Flatirons

Sunday, April 20, 2008

"If Chewbacca lives on Endor, you must acquit!"

About ten years ago, Trey Parker and Matt Stone penned a fantastic little episode of South Park entitled "Chef Aid." In the episode, Johnnie Cochran is hired to defend a record company against a copyright infringement suit brought by Chef. Parker and Stone use this opportunity to satirize Cochran's closing argument from the O.J. Simpson trial, which they label as the "Chewbacca Defense." The Chewbacca Defense reads as follows:
But, ladies and gentlemen of this supposed jury, I have one final thing I want you to consider. Ladies and gentlemen, this is Chewbacca. Chewbacca is a Wookiee from the planet Kashyyyk. But Chewbacca lives on the planet Endor. Now think about it; that does not make sense! […] Why would a Wookiee, an eight-foot tall Wookiee, want to live on Endor, with a bunch of two-foot tall Ewoks? That does not make sense! But more important, you have to ask yourself: What does this have to do with this case? Nothing. Ladies and gentlemen, it has nothing to do with this case! It does not make sense! Look at me. I'm a lawyer defending a major record company, and I'm talkin' about Chewbacca! Does that make sense? Ladies and gentlemen, I am not making any sense! None of this makes sense! And so you have to remember, when you're in that jury room deliberatin' and conjugatin' the Emancipation Proclamation, [approaches and softens] does it make sense? No! Ladies and gentlemen of this supposed jury, it does not make sense! If Chewbacca lives on Endor, you must acquit! The defense rests.
I was reminded of this episode several times this past week when China, like the Chewbacca Defense, did not make sense.
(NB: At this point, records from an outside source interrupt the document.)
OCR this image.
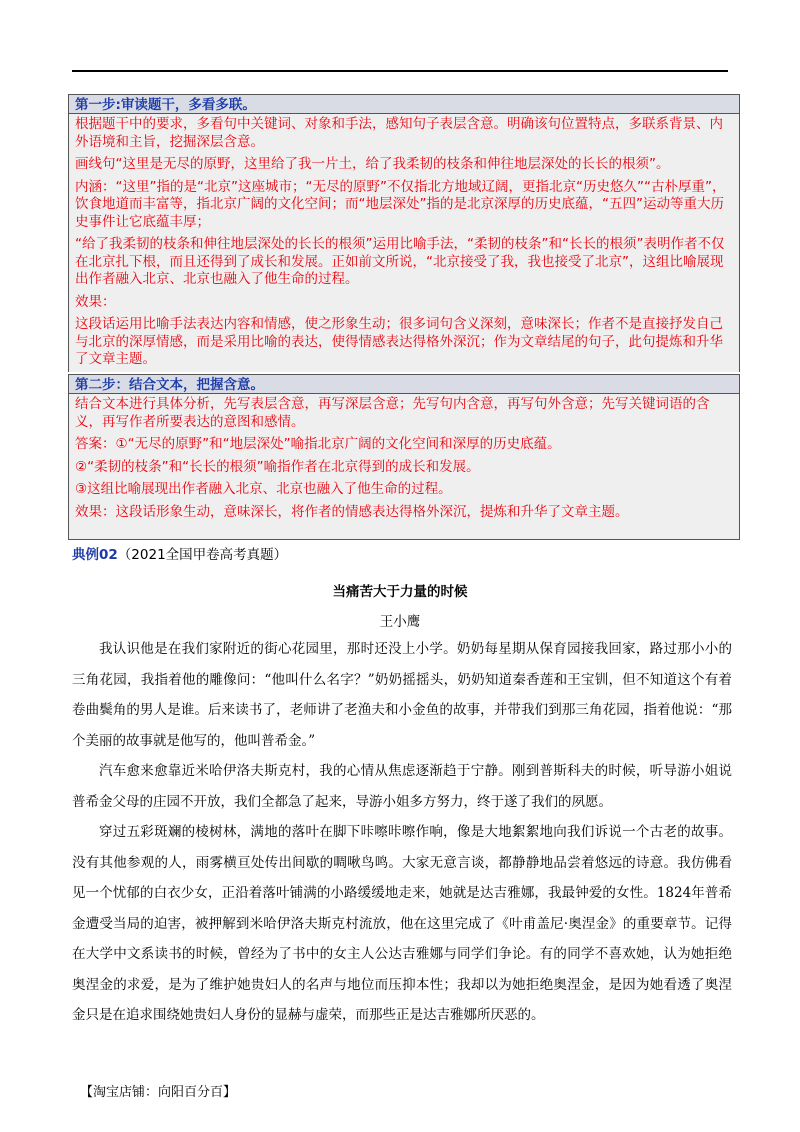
第一步:审读题干，多看多联。

根据题干中的要求，多看句中关键词、对象和手法，感知句子表层含意。明确该句位置特点，多联系背景、内外语境和主旨，挖掘深层含意。

画线句“这里是无尽的原野，这里给了我一片土，给了我柔韧的枝条和伸往地层深处的长长的根须”。

内涵：“这里”指的是“北京”这座城市；“无尽的原野”不仅指北方地域辽阔，更指北京“历史悠久”“古朴厚重”，饮食地道而丰富等，指北京广阔的文化空间；而“地层深处”指的是北京深厚的历史底蕴，“五四”运动等重大历史事件让它底蕴丰厚；

“给了我柔韧的枝条和伸往地层深处的长长的根须”运用比喻手法，“柔韧的枝条”和“长长的根须”表明作者不仅在北京扎下根，而且还得到了成长和发展。正如前文所说，“北京接受了我，我也接受了北京”，这组比喻展现出作者融入北京、北京也融入了他生命的过程。

效果：

这段话运用比喻手法表达内容和情感，使之形象生动；很多词句含义深刻，意味深长；作者不是直接抒发自己与北京的深厚情感，而是采用比喻的表达，使得情感表达得格外深沉；作为文章结尾的句子，此句提炼和升华了文章主题。

第二步：结合文本，把握含意。

结合文本进行具体分析，先写表层含意，再写深层含意；先写句内含意，再写句外含意；先写关键词语的含义，再写作者所要表达的意图和感情。

答案：①“无尽的原野”和“地层深处”喻指北京广阔的文化空间和深厚的历史底蕴。

②“柔韧的枝条”和“长长的根须”喻指作者在北京得到的成长和发展。

③这组比喻展现出作者融入北京、北京也融入了他生命的过程。

效果：这段话形象生动，意味深长，将作者的情感表达得格外深沉，提炼和升华了文章主题。

典例02（2021全国甲卷高考真题）
当痛苦大于力量的时候
王小鹰

我认识他是在我们家附近的街心花园里，那时还没上小学。奶奶每星期从保育园接我回家，路过那小小的三角花园，我指着他的雕像问：“他叫什么名字？”奶奶摇摇头，奶奶知道秦香莲和王宝钏，但不知道这个有着卷曲鬓角的男人是谁。后来读书了，老师讲了老渔夫和小金鱼的故事，并带我们到那三角花园，指着他说：“那个美丽的故事就是他写的，他叫普希金。”

汽车愈来愈靠近米哈伊洛夫斯克村，我的心情从焦虑逐渐趋于宁静。刚到普斯科夫的时候，听导游小姐说普希金父母的庄园不开放，我们全都急了起来，导游小姐多方努力，终于遂了我们的夙愿。

穿过五彩斑斓的棱树林，满地的落叶在脚下咔嚓咔嚓作响，像是大地絮絮地向我们诉说一个古老的故事。没有其他参观的人，雨雾横亘处传出间歇的啁啾鸟鸣。大家无意言谈，都静静地品尝着悠远的诗意。我仿佛看见一个忧郁的白衣少女，正沿着落叶铺满的小路缓缓地走来，她就是达吉雅娜，我最钟爱的女性。1824年普希金遭受当局的迫害，被押解到米哈伊洛夫斯克村流放，他在这里完成了《叶甫盖尼·奥涅金》的重要章节。记得在大学中文系读书的时候，曾经为了书中的女主人公达吉雅娜与同学们争论。有的同学不喜欢她，认为她拒绝奥涅金的求爱，是为了维护她贵妇人的名声与地位而压抑本性；我却以为她拒绝奥涅金，是因为她看透了奥涅金只是在追求围绕她贵妇人身份的显赫与虚荣，而那些正是达吉雅娜所厌恶的。

【淘宝店铺：向阳百分百】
The first reminder occurred when Katie had a bicycle accident near our apartment. We were headed to class on Thursday morning through a hutong when, out of nowhere, a woman walked out of an alleyway in front of Katie with a four year-old child. Katie swerved to avoid hitting the little emperor, in so doing falling off of her bicycle, rolling, and banging up her shin pretty badly. (She's fine now, aside from some bruising)

However, rather than thank Katie for not crashing into her child, the mother began to yell at Katie in Chinese, telling her that we had been going through the hutong too quickly which, on our bicycles, is impossible. And, as is typical in China, a crowd gathered to watch the ensuing display, and a grandfather got in on the action, adopting the mother's position and also criticizing our nonexistent speed.

Meanwhile, this woman lives in a hutong that has a major street going through it. And we were, by no means, the fastest people coming down this road. So I have to believe that this was not the first time her kid almost got ran over, given her quickness in blaming Katie. Why, then, would we be to blame for almost hitting her child, when she was too foolish to look before she walked out of a blind alleyway? That does not make sense.

The second reminder occurred when we came back to our apartment that evening to find two guys getting out of our elevator. As is often the case in China, we bear all the signs of a revenue source for some people, so they started to talk to us in rushed Chinese, clearly trying to sell us something. But we couldn't understand what they were saying, much less figure out what they were selling, and we informed them as such.

Rather than give up on the sale, however, they decided to show us a laminated card that was written entirely in Chinese. Where, might I ask you, is the sense in this? If we can't understand the spoken language, how then would we be able to understand the written language, which is about a billion times more complicated? This does not make sense.

The final reminder occurred when, as has been previously covered elsewhere, Beijing modified a ban on smoking in public places. Evidently restaurant and bar owners complained about the impact on business, so now restaurants and bars are only required to have a designated non-smoking area starting on May 1st. This is like designating a pee-free section of the pool. And so, this does not make sense.

I will never pretend to understand China because, in many cases, you simply can't. Claiming to understand China is a little bit like claiming to have learned to speak Mandarin fluently as a second language--it's simply impossible to do, and anyone who claims they are fluent is often overconfident in their abilities. All you can do is walk slowly, as Chinese shopkeepers often urge you to do, and simply practice the art of being here.

1 comment:

Will said...

Is there anything in life that cannot be analogized to a South Park episode? Those guys are stepping close to "South Park did it!" territory. These are some interesting stories you tell. The moment I realized I could never fully understand Chinese culture was when I was reading 3 Kingdoms and Liu Bei starts crying in gratitude after a man fed Liu Bei his wife after lying about feeding him wolf. Sure, this might not be reflective of modern China... But still!